The answer was that CMB does vary slightly in temperature. This was discovered by three satellites launched over the last 25 years: COBE (1989), WMAP (2001), and Planck (2009). Each provided a more detailed view of the CMB than the previous, slowly bringing the CMB into focus. Today, astronomers think the yellow/orange hot areas became galaxies and galactic clusters, while the blue cold areas became voids. Although, the difference in temperature is minute at only +/-200 mK (microkelvins, 10^-6 kelvins). If the shape of the images looks a little strange, it is a Mollweide projection of the Universe onto a flat surface. See Mapping the World for more about how flat maps are created from curved surfaces.

After the discovery of the cosmic microwave background, the Big Bang model of the expanding universe became well accepted. Over the years there have been modifications to the theory including Inflation, Dark Matter, and Dark Energy. But the overall premise of a hot initial state followed by a long expansion remains. 

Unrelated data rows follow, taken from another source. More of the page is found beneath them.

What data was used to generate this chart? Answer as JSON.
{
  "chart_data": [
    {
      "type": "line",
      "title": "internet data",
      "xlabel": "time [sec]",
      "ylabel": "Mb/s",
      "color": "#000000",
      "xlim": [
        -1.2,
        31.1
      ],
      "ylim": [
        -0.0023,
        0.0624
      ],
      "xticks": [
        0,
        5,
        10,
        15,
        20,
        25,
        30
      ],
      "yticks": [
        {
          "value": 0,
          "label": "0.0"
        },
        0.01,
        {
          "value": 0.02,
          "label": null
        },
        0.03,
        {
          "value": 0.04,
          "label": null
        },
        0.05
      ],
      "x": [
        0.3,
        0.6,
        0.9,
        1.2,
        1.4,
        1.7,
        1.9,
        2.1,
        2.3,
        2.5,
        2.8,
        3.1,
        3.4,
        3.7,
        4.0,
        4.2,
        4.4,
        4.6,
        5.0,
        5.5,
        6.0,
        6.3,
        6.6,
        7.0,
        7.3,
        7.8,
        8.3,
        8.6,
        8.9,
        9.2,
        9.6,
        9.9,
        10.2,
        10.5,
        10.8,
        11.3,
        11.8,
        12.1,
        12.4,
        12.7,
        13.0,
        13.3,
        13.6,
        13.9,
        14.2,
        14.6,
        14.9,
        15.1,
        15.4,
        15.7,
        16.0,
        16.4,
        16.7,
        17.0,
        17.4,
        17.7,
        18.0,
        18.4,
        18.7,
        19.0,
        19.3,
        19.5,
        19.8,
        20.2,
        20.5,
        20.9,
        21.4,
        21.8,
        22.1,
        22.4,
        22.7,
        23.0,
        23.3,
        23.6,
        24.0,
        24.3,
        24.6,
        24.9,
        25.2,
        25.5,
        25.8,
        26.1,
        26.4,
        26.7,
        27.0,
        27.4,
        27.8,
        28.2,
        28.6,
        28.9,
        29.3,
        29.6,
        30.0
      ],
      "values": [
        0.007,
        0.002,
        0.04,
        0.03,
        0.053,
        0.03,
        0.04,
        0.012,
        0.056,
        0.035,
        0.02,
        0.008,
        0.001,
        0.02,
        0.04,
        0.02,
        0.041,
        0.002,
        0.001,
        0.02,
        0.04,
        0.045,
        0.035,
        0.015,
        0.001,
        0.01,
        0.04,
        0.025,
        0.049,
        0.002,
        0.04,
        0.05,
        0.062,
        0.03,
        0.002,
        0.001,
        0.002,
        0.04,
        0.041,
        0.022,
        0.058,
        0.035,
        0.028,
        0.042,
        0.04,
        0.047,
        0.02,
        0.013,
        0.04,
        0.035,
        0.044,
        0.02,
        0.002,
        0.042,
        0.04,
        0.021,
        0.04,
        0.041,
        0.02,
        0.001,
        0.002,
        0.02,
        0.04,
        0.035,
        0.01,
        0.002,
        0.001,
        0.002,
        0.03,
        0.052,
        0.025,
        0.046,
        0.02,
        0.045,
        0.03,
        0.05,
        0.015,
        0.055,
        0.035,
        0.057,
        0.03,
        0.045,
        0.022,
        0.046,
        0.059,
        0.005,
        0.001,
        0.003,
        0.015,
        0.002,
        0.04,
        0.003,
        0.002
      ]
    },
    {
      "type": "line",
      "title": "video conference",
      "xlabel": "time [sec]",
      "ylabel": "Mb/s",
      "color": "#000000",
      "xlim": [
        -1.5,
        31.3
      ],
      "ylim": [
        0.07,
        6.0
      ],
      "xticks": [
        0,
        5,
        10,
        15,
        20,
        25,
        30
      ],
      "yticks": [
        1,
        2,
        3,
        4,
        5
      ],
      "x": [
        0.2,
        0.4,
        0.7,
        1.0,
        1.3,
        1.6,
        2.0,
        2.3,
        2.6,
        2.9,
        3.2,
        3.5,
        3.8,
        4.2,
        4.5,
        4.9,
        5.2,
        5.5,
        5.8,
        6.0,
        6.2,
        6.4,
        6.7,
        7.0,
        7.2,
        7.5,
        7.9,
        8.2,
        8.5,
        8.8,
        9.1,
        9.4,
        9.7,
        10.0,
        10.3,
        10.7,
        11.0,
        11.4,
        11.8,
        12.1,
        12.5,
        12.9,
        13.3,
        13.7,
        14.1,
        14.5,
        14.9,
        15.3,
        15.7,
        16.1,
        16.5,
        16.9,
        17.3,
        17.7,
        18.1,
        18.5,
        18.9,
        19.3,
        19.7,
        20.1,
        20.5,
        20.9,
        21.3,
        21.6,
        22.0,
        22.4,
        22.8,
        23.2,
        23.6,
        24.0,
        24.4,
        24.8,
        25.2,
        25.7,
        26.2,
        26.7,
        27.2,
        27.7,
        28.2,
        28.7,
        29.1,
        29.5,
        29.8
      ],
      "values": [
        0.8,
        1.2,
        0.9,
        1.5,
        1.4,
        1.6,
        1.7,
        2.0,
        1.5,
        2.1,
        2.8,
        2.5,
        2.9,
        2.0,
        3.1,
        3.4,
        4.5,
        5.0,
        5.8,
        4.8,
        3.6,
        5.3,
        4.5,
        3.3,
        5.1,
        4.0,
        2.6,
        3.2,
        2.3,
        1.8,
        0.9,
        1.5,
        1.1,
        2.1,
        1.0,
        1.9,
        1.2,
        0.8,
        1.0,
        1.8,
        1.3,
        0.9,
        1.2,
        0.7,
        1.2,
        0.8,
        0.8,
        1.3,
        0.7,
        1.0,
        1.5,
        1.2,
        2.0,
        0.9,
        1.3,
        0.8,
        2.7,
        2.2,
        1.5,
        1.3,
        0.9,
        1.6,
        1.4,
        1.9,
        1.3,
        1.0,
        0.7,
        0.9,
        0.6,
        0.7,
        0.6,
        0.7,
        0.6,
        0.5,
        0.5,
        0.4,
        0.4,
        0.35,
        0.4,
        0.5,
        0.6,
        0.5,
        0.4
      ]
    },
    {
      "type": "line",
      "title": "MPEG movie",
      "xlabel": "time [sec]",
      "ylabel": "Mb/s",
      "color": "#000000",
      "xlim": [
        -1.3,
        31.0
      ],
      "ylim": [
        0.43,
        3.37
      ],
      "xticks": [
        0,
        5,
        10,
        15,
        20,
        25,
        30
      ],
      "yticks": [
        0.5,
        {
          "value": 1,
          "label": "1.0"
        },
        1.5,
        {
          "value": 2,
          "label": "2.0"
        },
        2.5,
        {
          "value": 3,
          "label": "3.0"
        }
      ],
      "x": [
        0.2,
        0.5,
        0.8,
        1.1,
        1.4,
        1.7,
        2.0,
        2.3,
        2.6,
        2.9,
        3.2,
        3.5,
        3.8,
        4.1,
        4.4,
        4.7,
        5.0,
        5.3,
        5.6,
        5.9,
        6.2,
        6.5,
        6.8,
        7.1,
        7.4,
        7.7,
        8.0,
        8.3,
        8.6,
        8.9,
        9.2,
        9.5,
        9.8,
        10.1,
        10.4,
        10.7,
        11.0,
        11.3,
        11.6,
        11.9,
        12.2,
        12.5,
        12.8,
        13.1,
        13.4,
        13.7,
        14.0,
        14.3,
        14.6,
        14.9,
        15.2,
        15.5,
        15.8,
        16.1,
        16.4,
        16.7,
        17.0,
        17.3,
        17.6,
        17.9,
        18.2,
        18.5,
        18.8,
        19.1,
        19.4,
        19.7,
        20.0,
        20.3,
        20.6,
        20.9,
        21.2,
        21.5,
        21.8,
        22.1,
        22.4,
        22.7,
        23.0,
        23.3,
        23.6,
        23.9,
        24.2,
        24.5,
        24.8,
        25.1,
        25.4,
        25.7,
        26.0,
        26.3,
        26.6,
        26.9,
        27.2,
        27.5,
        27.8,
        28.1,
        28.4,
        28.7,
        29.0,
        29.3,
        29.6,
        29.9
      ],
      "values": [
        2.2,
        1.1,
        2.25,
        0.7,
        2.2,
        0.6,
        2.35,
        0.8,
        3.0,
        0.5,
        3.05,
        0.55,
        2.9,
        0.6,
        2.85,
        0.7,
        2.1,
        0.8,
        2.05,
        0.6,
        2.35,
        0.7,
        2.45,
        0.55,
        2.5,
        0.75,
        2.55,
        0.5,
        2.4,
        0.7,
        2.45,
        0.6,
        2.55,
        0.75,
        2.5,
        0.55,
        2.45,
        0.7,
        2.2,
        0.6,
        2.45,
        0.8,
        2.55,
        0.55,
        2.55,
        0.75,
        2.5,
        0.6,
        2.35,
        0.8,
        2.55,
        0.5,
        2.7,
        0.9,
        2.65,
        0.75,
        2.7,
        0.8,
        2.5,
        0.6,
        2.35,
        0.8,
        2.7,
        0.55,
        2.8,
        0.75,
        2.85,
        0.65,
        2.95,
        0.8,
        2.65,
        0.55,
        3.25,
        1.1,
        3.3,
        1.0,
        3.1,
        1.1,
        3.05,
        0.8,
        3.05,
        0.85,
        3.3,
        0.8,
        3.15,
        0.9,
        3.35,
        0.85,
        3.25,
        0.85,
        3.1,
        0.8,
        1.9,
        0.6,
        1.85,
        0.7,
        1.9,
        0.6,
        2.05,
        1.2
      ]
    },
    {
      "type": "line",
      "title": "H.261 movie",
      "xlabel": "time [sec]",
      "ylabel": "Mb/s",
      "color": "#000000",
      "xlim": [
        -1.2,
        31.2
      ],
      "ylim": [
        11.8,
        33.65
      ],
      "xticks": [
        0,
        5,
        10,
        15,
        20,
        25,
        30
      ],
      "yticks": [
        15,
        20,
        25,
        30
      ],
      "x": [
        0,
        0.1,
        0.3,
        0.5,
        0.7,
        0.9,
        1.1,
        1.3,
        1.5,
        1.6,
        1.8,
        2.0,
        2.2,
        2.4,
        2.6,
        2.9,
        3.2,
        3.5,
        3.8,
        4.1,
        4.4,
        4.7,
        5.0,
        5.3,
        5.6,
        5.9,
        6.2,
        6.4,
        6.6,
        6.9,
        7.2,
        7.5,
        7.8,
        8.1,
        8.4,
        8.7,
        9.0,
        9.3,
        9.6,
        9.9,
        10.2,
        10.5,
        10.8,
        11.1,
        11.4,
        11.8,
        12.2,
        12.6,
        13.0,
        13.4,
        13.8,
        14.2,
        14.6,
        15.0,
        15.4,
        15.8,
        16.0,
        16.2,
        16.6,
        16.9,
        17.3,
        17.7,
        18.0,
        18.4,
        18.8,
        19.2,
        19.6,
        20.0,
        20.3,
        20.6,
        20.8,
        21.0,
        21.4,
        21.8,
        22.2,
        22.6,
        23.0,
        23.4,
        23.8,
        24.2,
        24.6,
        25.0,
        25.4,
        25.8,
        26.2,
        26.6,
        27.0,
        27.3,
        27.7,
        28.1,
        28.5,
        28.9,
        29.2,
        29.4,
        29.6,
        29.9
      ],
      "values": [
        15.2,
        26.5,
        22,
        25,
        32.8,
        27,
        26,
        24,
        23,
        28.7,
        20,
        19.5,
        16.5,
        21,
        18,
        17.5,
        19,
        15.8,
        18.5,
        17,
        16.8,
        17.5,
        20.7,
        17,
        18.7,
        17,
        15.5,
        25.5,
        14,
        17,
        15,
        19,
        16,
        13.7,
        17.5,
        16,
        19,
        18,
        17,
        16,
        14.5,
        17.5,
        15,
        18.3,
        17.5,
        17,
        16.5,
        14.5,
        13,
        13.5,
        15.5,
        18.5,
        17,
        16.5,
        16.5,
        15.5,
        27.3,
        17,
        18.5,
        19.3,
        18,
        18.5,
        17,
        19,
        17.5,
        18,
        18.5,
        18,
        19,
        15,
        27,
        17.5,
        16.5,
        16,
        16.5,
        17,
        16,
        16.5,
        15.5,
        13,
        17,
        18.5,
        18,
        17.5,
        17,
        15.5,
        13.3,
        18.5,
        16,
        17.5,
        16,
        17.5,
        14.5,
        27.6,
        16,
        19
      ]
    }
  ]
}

In 1978, Penzias and Wilson received the Nobel Prize for their discovery, while Dicke and his group were passed over. No one knows exactly why Dicke’s group was overlooked. It may be that they reinvented the idea originally developed by Gamow and his colleagues, or that there were simply too many involved, and the Nobel Prize is awarded to at most three individuals in a single year. In any event, Peebles was awarded the Nobel Prize in 2019 for his many decades of theoretical work on the history of the universe.